L’interesse e la particolarità del film, tuttavia, non risiede tanto nello svolgimento della trama, peraltro impeccabile, ma nelle metafore che racchiude, rese palesi dall’insistenza e dalla diversità delle situazioni in cui il protagonista Mark Lewis (Karlheinz, accreditato come Carl, Boehm) “sbircia” il prossimo (il titolo originale è, infatti, sinonimo di guardone) violandone l’intimità e la riservatezza infatti: questi oltre che come operatore cinematografico, lavora anche come fotografo porno-soft, riprende la rimozione delle sue vittime da parte della polizia, scruta dalla finestra la coinquilina Helen (Anna Massey) con la quale c’è una simpatia reciproca e la madre di lei (Moira Shearer)e perfino quando esce con Helen getta lo sguardo su un coppia che si bacia: che il guardare e l’essere guardati (che è poi l’essenza del cinema stesso) sia il tema fondamentale del film, è reso evidente anche dalla prima immagine del film, che inquadra l’occhio del protagonista.
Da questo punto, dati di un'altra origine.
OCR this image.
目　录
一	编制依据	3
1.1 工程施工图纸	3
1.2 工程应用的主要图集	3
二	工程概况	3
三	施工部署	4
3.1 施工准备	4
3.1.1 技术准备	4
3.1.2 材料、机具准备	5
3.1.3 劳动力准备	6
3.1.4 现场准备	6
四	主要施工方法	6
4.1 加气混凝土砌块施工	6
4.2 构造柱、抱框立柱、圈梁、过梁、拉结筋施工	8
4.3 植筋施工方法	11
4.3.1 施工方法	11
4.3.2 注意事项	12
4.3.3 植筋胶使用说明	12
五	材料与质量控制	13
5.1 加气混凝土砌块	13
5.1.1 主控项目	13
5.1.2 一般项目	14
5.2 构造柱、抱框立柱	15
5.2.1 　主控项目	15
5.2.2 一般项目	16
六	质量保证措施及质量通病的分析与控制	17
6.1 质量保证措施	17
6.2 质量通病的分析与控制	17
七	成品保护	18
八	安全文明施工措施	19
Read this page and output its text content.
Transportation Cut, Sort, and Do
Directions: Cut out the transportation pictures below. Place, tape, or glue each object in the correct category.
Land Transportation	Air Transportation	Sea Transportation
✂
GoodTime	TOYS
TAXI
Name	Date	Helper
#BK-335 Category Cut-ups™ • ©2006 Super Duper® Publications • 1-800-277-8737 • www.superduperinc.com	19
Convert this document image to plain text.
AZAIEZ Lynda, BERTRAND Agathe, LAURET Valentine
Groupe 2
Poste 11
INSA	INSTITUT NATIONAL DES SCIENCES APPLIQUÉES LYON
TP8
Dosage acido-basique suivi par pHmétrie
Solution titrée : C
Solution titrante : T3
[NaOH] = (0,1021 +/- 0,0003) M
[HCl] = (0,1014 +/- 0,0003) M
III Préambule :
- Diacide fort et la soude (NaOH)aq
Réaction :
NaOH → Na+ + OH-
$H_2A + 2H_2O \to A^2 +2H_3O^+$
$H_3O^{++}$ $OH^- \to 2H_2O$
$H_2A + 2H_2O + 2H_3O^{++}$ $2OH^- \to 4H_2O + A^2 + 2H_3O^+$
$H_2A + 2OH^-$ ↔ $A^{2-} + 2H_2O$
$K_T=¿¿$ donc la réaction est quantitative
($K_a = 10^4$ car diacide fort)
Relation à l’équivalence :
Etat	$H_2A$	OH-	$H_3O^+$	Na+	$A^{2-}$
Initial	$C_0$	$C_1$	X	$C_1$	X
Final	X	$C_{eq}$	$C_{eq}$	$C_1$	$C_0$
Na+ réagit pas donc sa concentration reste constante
La malsana intenzionalità dello sguardo che va dall’indiscrezione all’indecenza fino all’assassinio si configura come una forma di violenza; il male insito nella pulsione a guardare a tutti i costi trova il suo culmine nello specchio deformante che obbliga le vittime a vedere il loro stesso terrore. La limitatezza dello sguardo di Mark che può cogliere solo l’esteriorità delle cose, è sottolineata, per contrasto, dalla madre di Helen che, pur priva della vista, facendo leva sugli altri sensi e affidandosi all’istinto, percepisce la realtà sostanziale di ciò che la circonda e comprende la vera natura dell’apparentemente timido e riservato ragazzo. Il fatto che Mark sia consapevole della propria deviazione che lo rende schiavo dell’irrefrenabile impulso che lo tormenta ma dal quale non può liberarsi e del quale è anche lui in certo qual modo vittima, lo apparenta, al di là delle ovvie differenze, dal protagonista di “M” di Fritz Lang, anche lui spinto a commettere delitti spinto consapevolmente da una forza che lo sovrasta.
L’autoreferenzialità del film è ribadita anche dalle brevi sequenze di una pellicola conservata da Mark in cui suo padre (sfocato) è impersonato dal regista medesimo che si raffigura quindi come la causa motrice della vicenda narrata pur essendo (con sottintesa autoironia) anche autore proprio del film che gli spettatori stanno guardando.
Il film quando uscì per la scabrosità della trama, ben al di là dei tempi, fu stroncato dalla critica ed ebbe scarso successo di pubblico scosso per la spregiudicatezza con cui era stato girato; per questi motivi Michael Powell non ha più girato film in Gran Bretagna, come pura Karlheinz Boehm non ha più partecipato a film inglesi. Successivamente, anche per la spinta di cineasti, fra cui Martin Scorsese, è stato rivalutato ed è ora considerato un capolavoro indiscusso.
P.S. Una curiosità: Anna Massey (Frenzy) era la figlia di Raymond, rinomato caratterista (Scala al Paradiso, Arsenico e vecchi merletti, La donna del ritratto); Karlheinz Boehm era il padre di Katharina, che ha impersonato Livia nei primi episodi della serie televisiva di Montalbano.